Rambut panjangnya masih seperti dulu. Sepasang mata teduhnya masih seperti dulu. Senyum manisnya masih seperti dulu. Tutur kata lembutnya masih seperti dulu.
“Hei Hen, kenapa bengong. Hoooi!” Suara Tria sambil tangannya dilambaikan di depan wajahku. Akhirnya aku tersadar dan tertawa.
“Tria! Aku terpukau. Kamu masih cantik seperti dulu. Sungguh.” Ujarku memuji dengan tulus.

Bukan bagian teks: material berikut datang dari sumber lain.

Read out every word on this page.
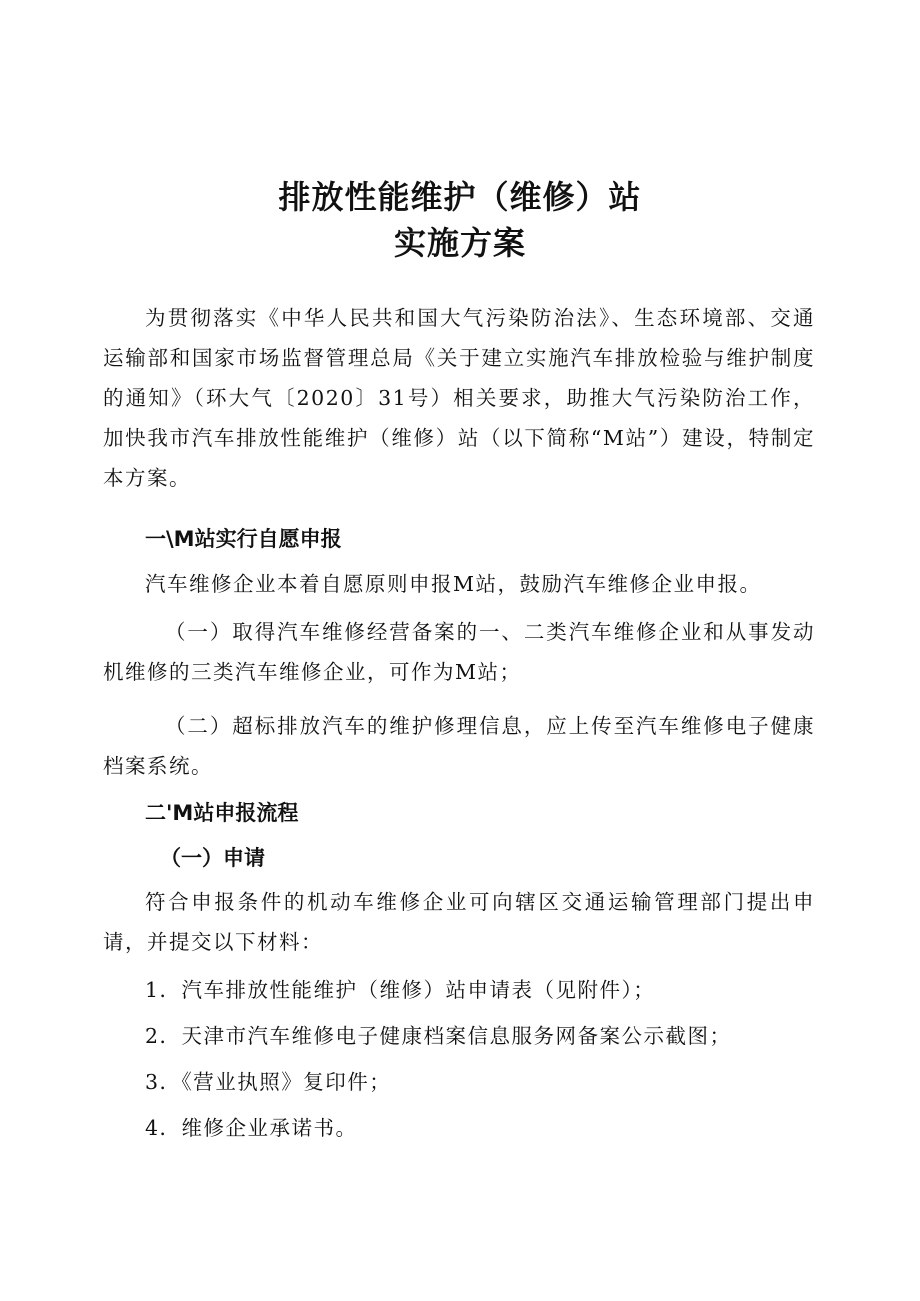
排放性能维护（维修）站
实施方案
为贯彻落实《中华人民共和国大气污染防治法》、生态环境部、交通运输部和国家市场监督管理总局《关于建立实施汽车排放检验与维护制度的通知》（环大气〔2020〕31号）相关要求，助推大气污染防治工作，加快我市汽车排放性能维护（维修）站（以下简称“M站”）建设，特制定本方案。
一\M站实行自愿申报
汽车维修企业本着自愿原则申报M站，鼓励汽车维修企业申报。
（一）取得汽车维修经营备案的一、二类汽车维修企业和从事发动机维修的三类汽车维修企业，可作为M站；
（二）超标排放汽车的维护修理信息，应上传至汽车维修电子健康档案系统。
二'M站申报流程
（一）申请
符合申报条件的机动车维修企业可向辖区交通运输管理部门提出申请，并提交以下材料：
1．汽车排放性能维护（维修）站申请表（见附件）；
2．天津市汽车维修电子健康档案信息服务网备案公示截图；
3．《营业执照》复印件；
4．维修企业承诺书。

“Gombalnya mulai keluar,” kata Tria sambil memandangku dengan wajah serius pura-pura marah.
“Lho, benar-benar aku ngomong apa adanya,” kataku sungguh-sungguh. Mendengar pengakuanku, Tria hanya tersenyum. Dalam senyum itu selalu terpancar kecantikannya.
Namun wanita separuh baya ini mendapat pujian dariku, wajahnya terlihat biasa saja, tidak merona merah seperti gadis-gadis ABG kalau menerima pujian.
Atau memang wanita cantik seperti Tria ini sudah terbiasa kenyang dengan pujian. Sehingga tidak begitu berpengaruh banyak dengan pujian gombal dariku.
“Hen, kamu juga tidak banyak berubah. Masih cool seperti dulu. Masih suka gombal. Masih suka bikin penasaran. Masih suka bikin bete,” kata Tria sambil tertawa. Sebaris giginya sangat rapi seperti gigi bintang iklan pasta gigi di televisi.
“Lho yang terakhir itu aku gak setuju. Kok bisa bikin bete?” Tanyaku protes. Mendengar ini Tria hanya tertawa.
Suasana pertemuan itu sangat mengesankan. Menikmati makanan dan minuman di Food court sambil berbincang melepaskan rindu yang sudah lama mengendap di dasar hati masing-masing.
“Pak Dosen tadi langsung dari Kampus ke sini?” Tanya Tria.